Obiettivi 2040: «Irrealistici per l’Italia». Si arriva quindi alla trattativa sul nuovo target europeo: riduzione del 90% delle emissioni entro il 2040. Pichetto Fratin è netto: «È un obiettivo irraggiungibile per l’Italia. I Paesi del Nord hanno territori sterminati e pochi abitanti. Noi abbiamo centomila borghi, due catene montuose, il mare, la Pianura Padana che soffre già l’inquinamento. Imporre le stesse regole a tutti è sbagliato. L’Italia rischia di non farcela e di pagare un prezzo altissimo». Il ruolo del gas e le prospettive future. Il ministro difende il gas come energia di transizione: «È il combustibile fossile meno dannoso, e ci accompagnerà per decenni. Prima di poterlo sostituire servirà il nucleare di quarta generazione, o magari la fusione. Nel frattempo il gas resta la garanzia di stabilità energetica». Conclusione: pragmatismo contro ideologia. Nelle battute finali dell’intervista con Belpietro, Pichetto Fratin riassume la sua posizione: «Ridurre le emissioni è un obiettivo giusto.
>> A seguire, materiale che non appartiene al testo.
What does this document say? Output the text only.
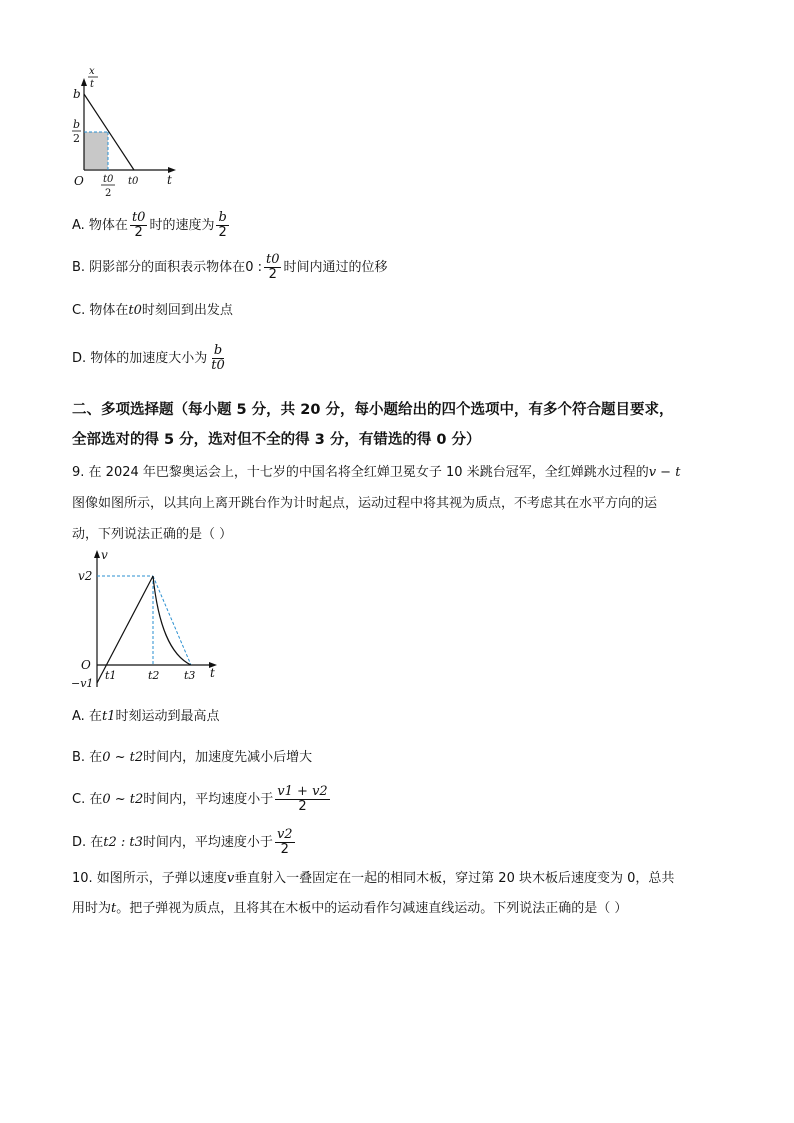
x
t
b
b
2
O t0
2
t0 t
A. 物体在 $\frac{t0}{2}$ 时的速度为 $\frac{b}{2}$
B. 阴影部分的面积表示物体在0 : $\frac{t0}{2}$ 时间内通过的位移
C. 物体在t0时刻回到出发点
D. 物体的加速度大小为 $\frac{b}{t0}$
二、多项选择题（每小题 5 分，共 20 分，每小题给出的四个选项中，有多个符合题目要求，
全部选对的得 5 分，选对但不全的得 3 分，有错选的得 0 分）
9. 在 2024 年巴黎奥运会上，十七岁的中国名将全红婵卫冕女子 10 米跳台冠军，全红婵跳水过程的v − t
图像如图所示，以其向上离开跳台作为计时起点，运动过程中将其视为质点，不考虑其在水平方向的运
动，下列说法正确的是（ ）
v
v2
O
−v1
t1	t2 t3 t
A. 在t1时刻运动到最高点
B. 在0 ~ t2时间内，加速度先减小后增大
C. 在0 ~ t2时间内，平均速度小于 $\frac{v1 + v2}{2}$
D. 在t2 : t3时间内，平均速度小于 $\frac{v2}{2}$
10. 如图所示，子弹以速度v垂直射入一叠固定在一起的相同木板，穿过第 20 块木板后速度变为 0，总共
用时为t。把子弹视为质点，且将其在木板中的运动看作匀减速直线运动。下列说法正确的是（ ）
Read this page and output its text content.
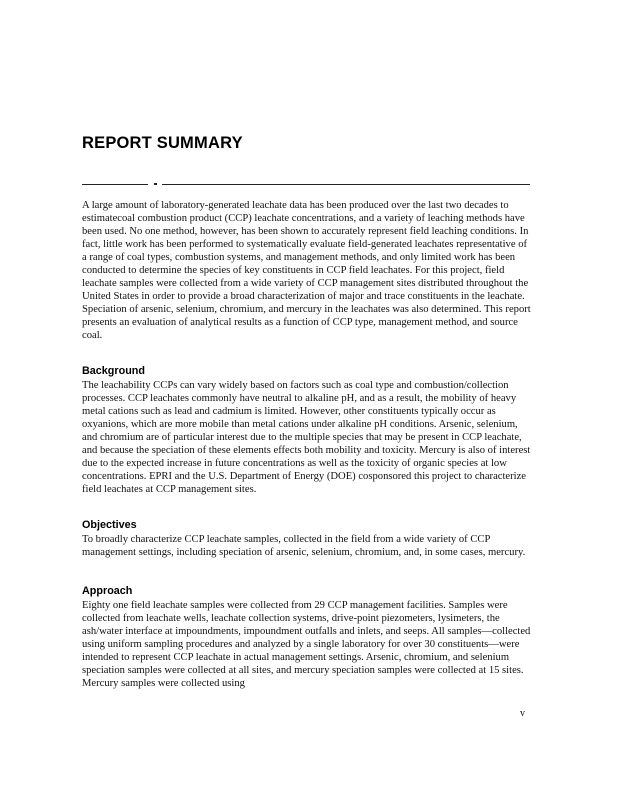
REPORT SUMMARY

A large amount of laboratory-generated leachate data has been produced over the last two decades to estimatecoal combustion product (CCP) leachate concentrations, and a variety of leaching methods have been used. No one method, however, has been shown to accurately represent field leaching conditions. In fact, little work has been performed to systematically evaluate field-generated leachates representative of a range of coal types, combustion systems, and management methods, and only limited work has been conducted to determine the species of key constituents in CCP field leachates. For this project, field leachate samples were collected from a wide variety of CCP management sites distributed throughout the United States in order to provide a broad characterization of major and trace constituents in the leachate. Speciation of arsenic, selenium, chromium, and mercury in the leachates was also determined. This report presents an evaluation of analytical results as a function of CCP type, management method, and source coal.

Background

The leachability CCPs can vary widely based on factors such as coal type and combustion/collection processes. CCP leachates commonly have neutral to alkaline pH, and as a result, the mobility of heavy metal cations such as lead and cadmium is limited. However, other constituents typically occur as oxyanions, which are more mobile than metal cations under alkaline pH conditions. Arsenic, selenium, and chromium are of particular interest due to the multiple species that may be present in CCP leachate, and because the speciation of these elements effects both mobility and toxicity. Mercury is also of interest due to the expected increase in future concentrations as well as the toxicity of organic species at low concentrations. EPRI and the U.S. Department of Energy (DOE) cosponsored this project to characterize field leachates at CCP management sites.

Objectives

To broadly characterize CCP leachate samples, collected in the field from a wide variety of CCP management settings, including speciation of arsenic, selenium, chromium, and, in some cases, mercury.

Approach

Eighty one field leachate samples were collected from 29 CCP management facilities. Samples were collected from leachate wells, leachate collection systems, drive-point piezometers, lysimeters, the ash/water interface at impoundments, impoundment outfalls and inlets, and seeps. All samples—collected using uniform sampling procedures and analyzed by a single laboratory for over 30 constituents—were intended to represent CCP leachate in actual management settings. Arsenic, chromium, and selenium speciation samples were collected at all sites, and mercury speciation samples were collected at 15 sites. Mercury samples were collected using

v
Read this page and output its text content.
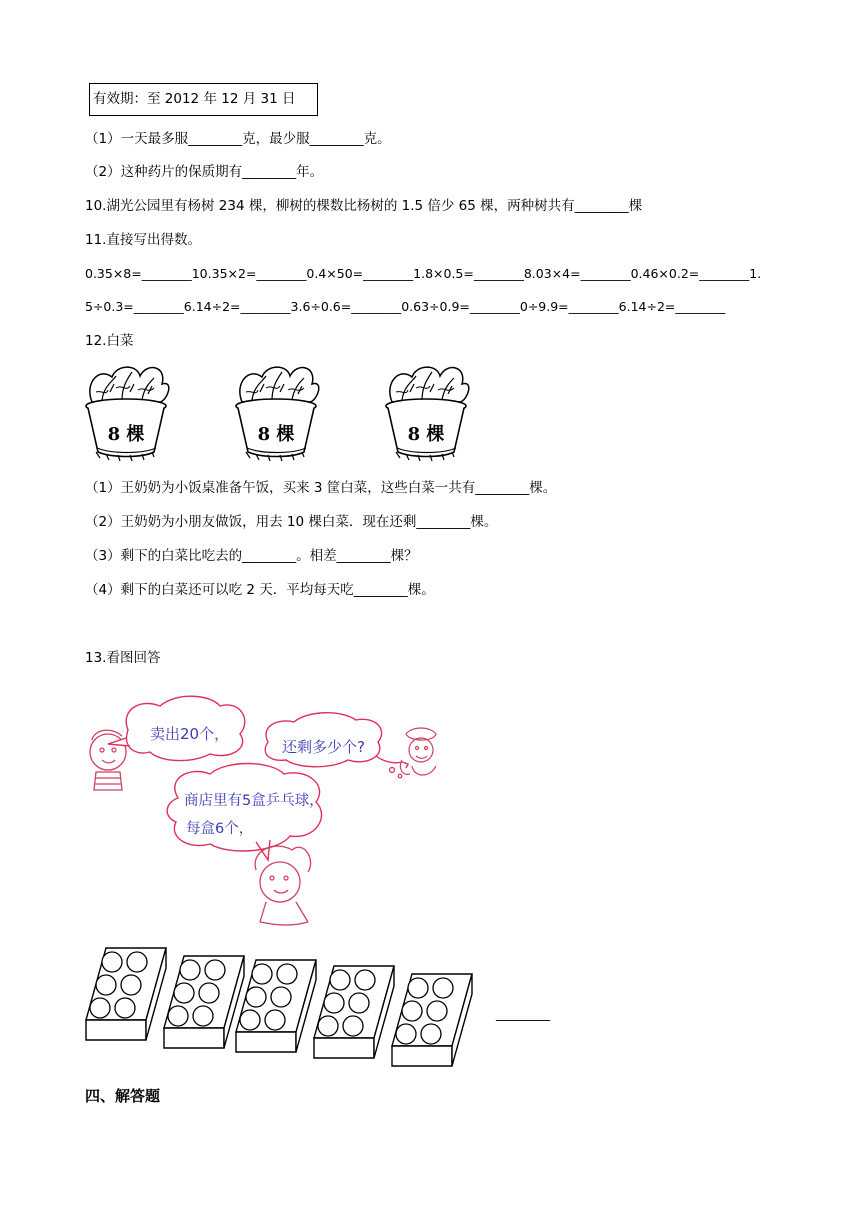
有效期：至 2012 年 12 月 31 日
（1）一天最多服________克，最少服________克。
（2）这种药片的保质期有________年。
10.湖光公园里有杨树 234 棵，柳树的棵数比杨树的 1.5 倍少 65 棵，两种树共有________棵
11.直接写出得数。
0.35×8=________10.35×2=________0.4×50=________1.8×0.5=________8.03×4=________0.46×0.2=________1.
5÷0.3=________6.14÷2=________3.6÷0.6=________0.63÷0.9=________0÷9.9=________6.14÷2=________
12.白菜
8 棵	8 棵	8 棵
（1）王奶奶为小饭桌准备午饭，买来 3 筐白菜，这些白菜一共有________棵。
（2）王奶奶为小朋友做饭，用去 10 棵白菜．现在还剩________棵。
（3）剩下的白菜比吃去的________。相差________棵？
（4）剩下的白菜还可以吃 2 天．平均每天吃________棵。
13.看图回答
卖出20个，
还剩多少个?
商店里有5盒乒乓球，
每盒6个，
________
四、解答题
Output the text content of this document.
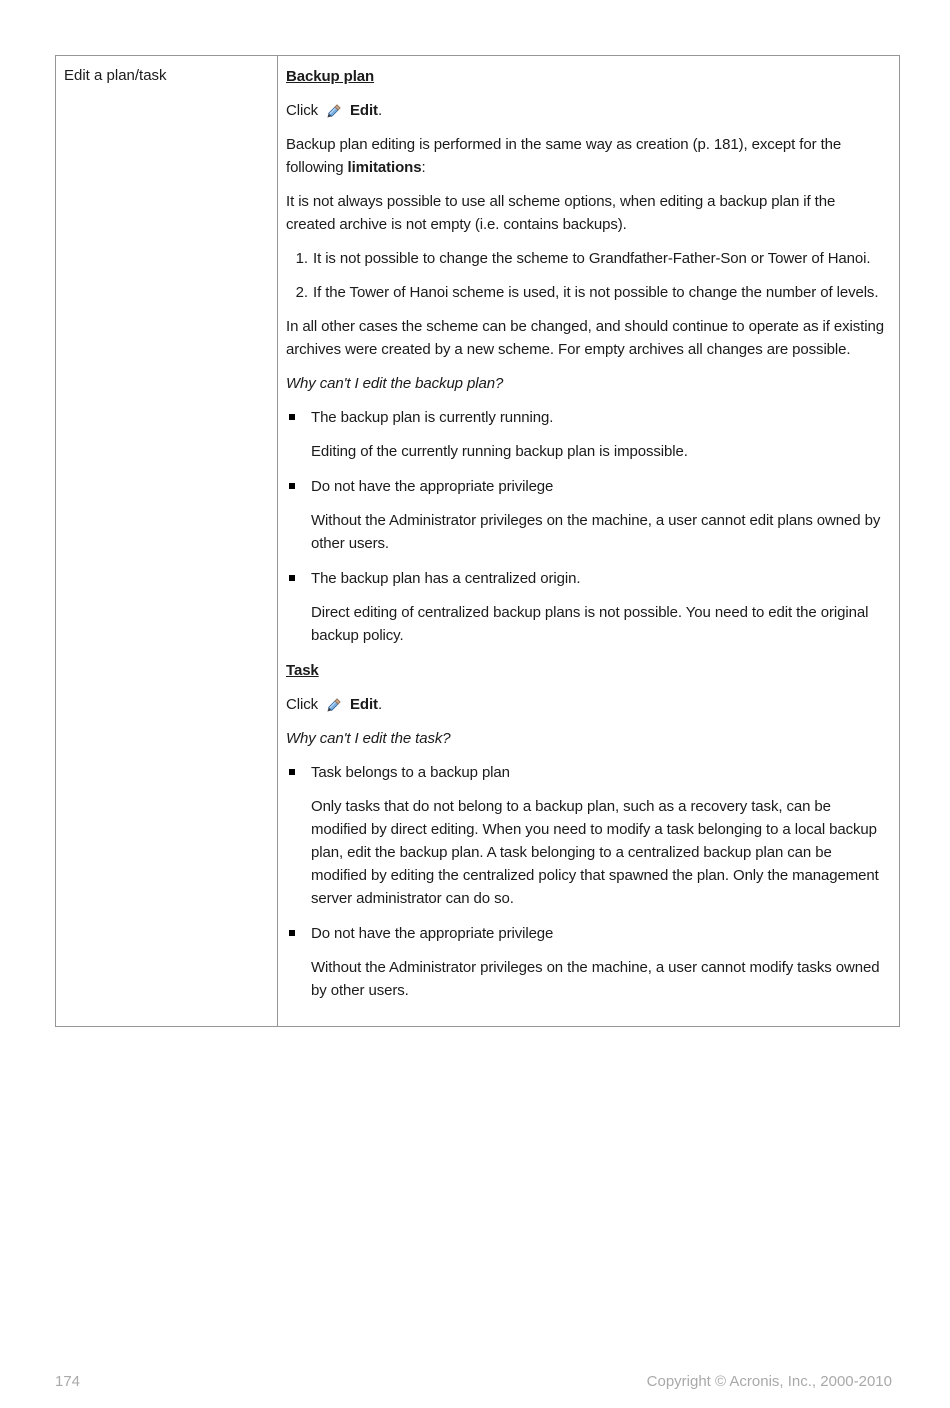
Edit a plan/task	Backup plan

Click Edit .

Backup plan editing is performed in the same way as creation (p. 181), except for the following limitations:

It is not always possible to use all scheme options, when editing a backup plan if the created archive is not empty (i.e. contains backups).

1. It is not possible to change the scheme to Grandfather-Father-Son or Tower of Hanoi.
2. If the Tower of Hanoi scheme is used, it is not possible to change the number of levels.

In all other cases the scheme can be changed, and should continue to operate as if existing archives were created by a new scheme. For empty archives all changes are possible.

Why can't I edit the backup plan?

The backup plan is currently running.

Editing of the currently running backup plan is impossible.

Do not have the appropriate privilege

Without the Administrator privileges on the machine, a user cannot edit plans owned by other users.

The backup plan has a centralized origin.

Direct editing of centralized backup plans is not possible. You need to edit the original backup policy.

Task

Click Edit .

Why can't I edit the task?

Task belongs to a backup plan

Only tasks that do not belong to a backup plan, such as a recovery task, can be modified by direct editing. When you need to modify a task belonging to a local backup plan, edit the backup plan. A task belonging to a centralized backup plan can be modified by editing the centralized policy that spawned the plan. Only the management server administrator can do so.

Do not have the appropriate privilege

Without the Administrator privileges on the machine, a user cannot modify tasks owned by other users.

174	Copyright © Acronis, Inc., 2000-2010
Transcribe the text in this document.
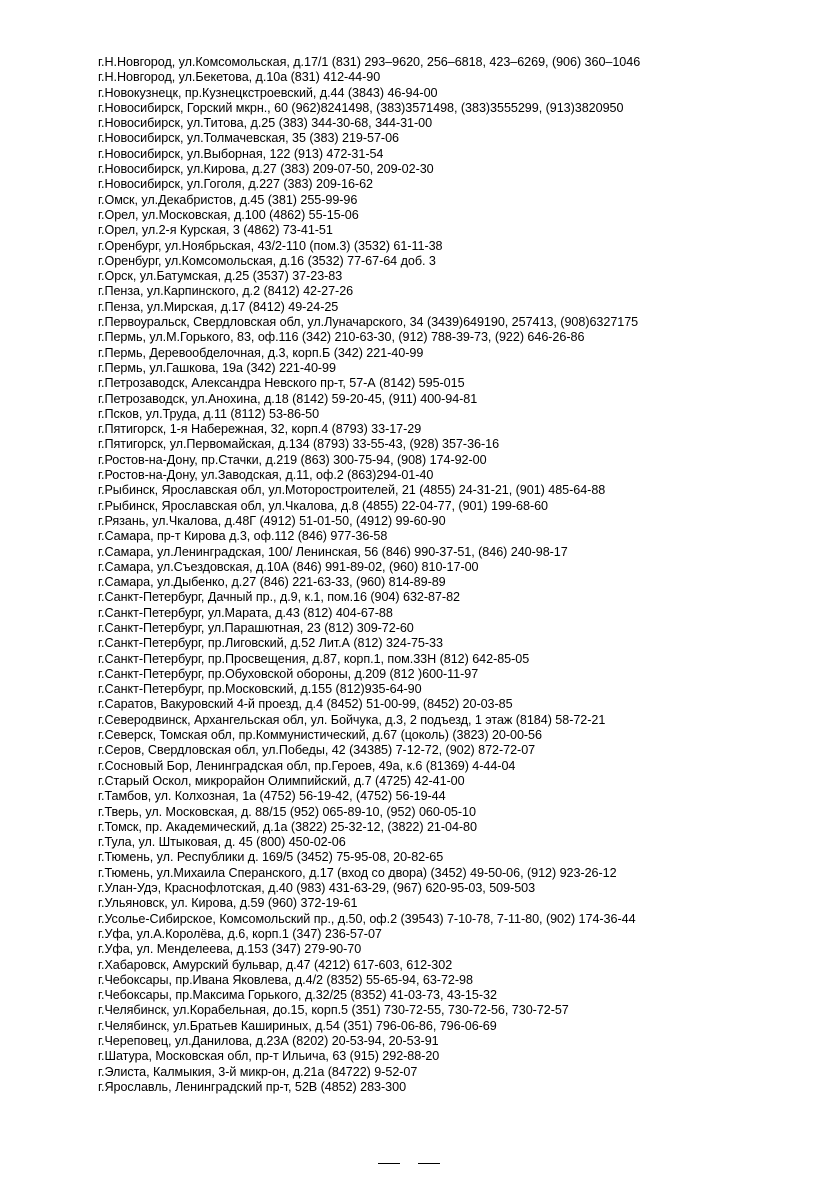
г.Н.Новгород, ул.Комсомольская, д.17/1 (831) 293–9620, 256–6818, 423–6269, (906) 360–1046
г.Н.Новгород, ул.Бекетова, д.10а (831) 412-44-90
г.Новокузнецк, пр.Кузнецкстроевский, д.44 (3843) 46-94-00
г.Новосибирск, Горский мкрн., 60 (962)8241498, (383)3571498, (383)3555299, (913)3820950
г.Новосибирск, ул.Титова, д.25 (383) 344-30-68, 344-31-00
г.Новосибирск, ул.Толмачевская, 35 (383) 219-57-06
г.Новосибирск, ул.Выборная, 122 (913) 472-31-54
г.Новосибирск, ул.Кирова, д.27 (383) 209-07-50, 209-02-30
г.Новосибирск, ул.Гоголя, д.227 (383) 209-16-62
г.Омск, ул.Декабристов, д.45 (381) 255-99-96
г.Орел, ул.Московская, д.100 (4862) 55-15-06
г.Орел, ул.2-я Курская, 3 (4862) 73-41-51
г.Оренбург, ул.Ноябрьская, 43/2-110 (пом.3) (3532) 61-11-38
г.Оренбург, ул.Комсомольская, д.16 (3532) 77-67-64 доб. 3
г.Орск, ул.Батумская, д.25 (3537) 37-23-83
г.Пенза, ул.Карпинского, д.2 (8412) 42-27-26
г.Пенза, ул.Мирская, д.17 (8412) 49-24-25
г.Первоуральск, Свердловская обл, ул.Луначарского, 34 (3439)649190, 257413, (908)6327175
г.Пермь, ул.М.Горького, 83, оф.116 (342) 210-63-30, (912) 788-39-73, (922) 646-26-86
г.Пермь, Деревообделочная, д.3, корп.Б (342) 221-40-99
г.Пермь, ул.Гашкова, 19а (342) 221-40-99
г.Петрозаводск, Александра Невского пр-т, 57-А (8142) 595-015
г.Петрозаводск, ул.Анохина, д.18 (8142) 59-20-45, (911) 400-94-81
г.Псков, ул.Труда, д.11 (8112) 53-86-50
г.Пятигорск, 1-я Набережная, 32, корп.4 (8793) 33-17-29
г.Пятигорск, ул.Первомайская, д.134 (8793) 33-55-43, (928) 357-36-16
г.Ростов-на-Дону, пр.Стачки, д.219 (863) 300-75-94, (908) 174-92-00
г.Ростов-на-Дону, ул.Заводская, д.11, оф.2 (863)294-01-40
г.Рыбинск, Ярославская обл, ул.Моторостроителей, 21 (4855) 24-31-21, (901) 485-64-88
г.Рыбинск, Ярославская обл, ул.Чкалова, д.8 (4855) 22-04-77, (901) 199-68-60
г.Рязань, ул.Чкалова, д.48Г (4912) 51-01-50, (4912) 99-60-90
г.Самара, пр-т Кирова д.3, оф.112 (846) 977-36-58
г.Самара, ул.Ленинградская, 100/ Ленинская, 56 (846) 990-37-51, (846) 240-98-17
г.Самара, ул.Съездовская, д.10А (846) 991-89-02, (960) 810-17-00
г.Самара, ул.Дыбенко, д.27 (846) 221-63-33, (960) 814-89-89
г.Санкт-Петербург, Дачный пр., д.9, к.1, пом.16 (904) 632-87-82
г.Санкт-Петербург, ул.Марата, д.43 (812) 404-67-88
г.Санкт-Петербург, ул.Парашютная, 23 (812) 309-72-60
г.Санкт-Петербург, пр.Лиговский, д.52 Лит.А (812) 324-75-33
г.Санкт-Петербург, пр.Просвещения, д.87, корп.1, пом.33Н (812) 642-85-05
г.Санкт-Петербург, пр.Обуховской обороны, д.209 (812 )600-11-97
г.Санкт-Петербург, пр.Московский, д.155 (812)935-64-90
г.Саратов, Вакуровский 4-й проезд, д.4 (8452) 51-00-99, (8452) 20-03-85
г.Северодвинск, Архангельская обл, ул. Бойчука, д.3, 2 подъезд, 1 этаж (8184) 58-72-21
г.Северск, Томская обл, пр.Коммунистический, д.67 (цоколь) (3823) 20-00-56
г.Серов, Свердловская обл, ул.Победы, 42 (34385) 7-12-72, (902) 872-72-07
г.Сосновый Бор, Ленинградская обл, пр.Героев, 49а, к.6 (81369) 4-44-04
г.Старый Оскол, микрорайон Олимпийский, д.7 (4725) 42-41-00
г.Тамбов, ул. Колхозная, 1а (4752) 56-19-42, (4752) 56-19-44
г.Тверь, ул. Московская, д. 88/15 (952) 065-89-10, (952) 060-05-10
г.Томск, пр. Академический, д.1а (3822) 25-32-12, (3822) 21-04-80
г.Тула, ул. Штыковая, д. 45 (800) 450-02-06
г.Тюмень, ул. Республики д. 169/5 (3452) 75-95-08, 20-82-65
г.Тюмень, ул.Михаила Сперанского, д.17 (вход со двора) (3452) 49-50-06, (912) 923-26-12
г.Улан-Удэ, Краснофлотская, д.40 (983) 431-63-29, (967) 620-95-03, 509-503
г.Ульяновск, ул. Кирова, д.59 (960) 372-19-61
г.Усолье-Сибирское, Комсомольский пр., д.50, оф.2 (39543) 7-10-78, 7-11-80, (902) 174-36-44
г.Уфа, ул.А.Королёва, д.6, корп.1 (347) 236-57-07
г.Уфа, ул. Менделеева, д.153 (347) 279-90-70
г.Хабаровск, Амурский бульвар, д.47 (4212) 617-603, 612-302
г.Чебоксары, пр.Ивана Яковлева, д.4/2 (8352) 55-65-94, 63-72-98
г.Чебоксары, пр.Максима Горького, д.32/25 (8352) 41-03-73, 43-15-32
г.Челябинск, ул.Корабельная, до.15, корп.5 (351) 730-72-55, 730-72-56, 730-72-57
г.Челябинск, ул.Братьев Кашириных, д.54 (351) 796-06-86, 796-06-69
г.Череповец, ул.Данилова, д.23А (8202) 20-53-94, 20-53-91
г.Шатура, Московская обл, пр-т Ильича, 63 (915) 292-88-20
г.Элиста, Калмыкия, 3-й микр-он, д.21а (84722) 9-52-07
г.Ярославль, Ленинградский пр-т, 52В (4852) 283-300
Ma un conto è farlo con scienza e tecnologia, un altro è imporre scadenze irrealistiche che distruggono l’economia reale. Qui non si tratta di ambiente: si tratta di ideologia. E i costi ricadono sempre sugli europei.»
Il ministro aggiunge: «Oggi produciamo in Italia circa 260 TWh. Il resto lo importiamo, soprattutto dalla Francia, poi da Montenegro e altri paesi. Se vogliamo davvero dare una risposta a questo fabbisogno crescente, non c’è alternativa: bisogna guardare al nucleare. Non quello di ieri, ma un nuovo nucleare. Io sono convinto che la strada siano i piccoli reattori modulari, anche se aspettiamo i fatti concreti. È lì che dobbiamo guardare». Pichetto Fratin chiarisce: «Il nucleare non è un’alternativa alle altre fonti: non sostituisce l’eolico, non sostituisce il fotovoltaico, né il geotermico. Ma è un tassello indispensabile in un mix equilibrato. Senza, non potremo mai reggere i consumi futuri». Gas liquido e rapporti con gli Stati Uniti. Il discorso scivola poi sul gas: «Abbiamo firmato un accordo standard con gli Stati Uniti per l’importazione di Gnl, ma oggi non abbiamo ancora i rigassificatori sufficienti per rispettarlo. Oggi la nostra capacità di importazione è di circa 28 miliardi di metri cubi l’anno, mentre l’impegno arriverebbe a 60. Negli Usa i liquefattori sono in costruzione: servirà almeno un anno o due. E, comunque, non è lo Stato a comprare: sono gli operatori, come Eni, che decidono in base al prezzo. Non è un obbligo politico, è mercato». Bollette e prezzi dell’energia. Sul tema bollette, il ministro precisa: «L’obiettivo è farle scendere, ma non esistono bacchette magiche. Non è che con un mio decreto domani la bolletta cala: questo accadeva solo in altri regimi. Noi stiamo lavorando per correggere il meccanismo che determina il prezzo dell’energia, perché ci sono anomalie evidenti. A breve uscirà un decreto con alcuni interventi puntuali. Ma la verità è che per avere bollette davvero più basse bisogna avere energia a un costo molto più basso. E i francesi, grazie al nucleare, ce l’hanno a prezzi molto inferiori ai nostri».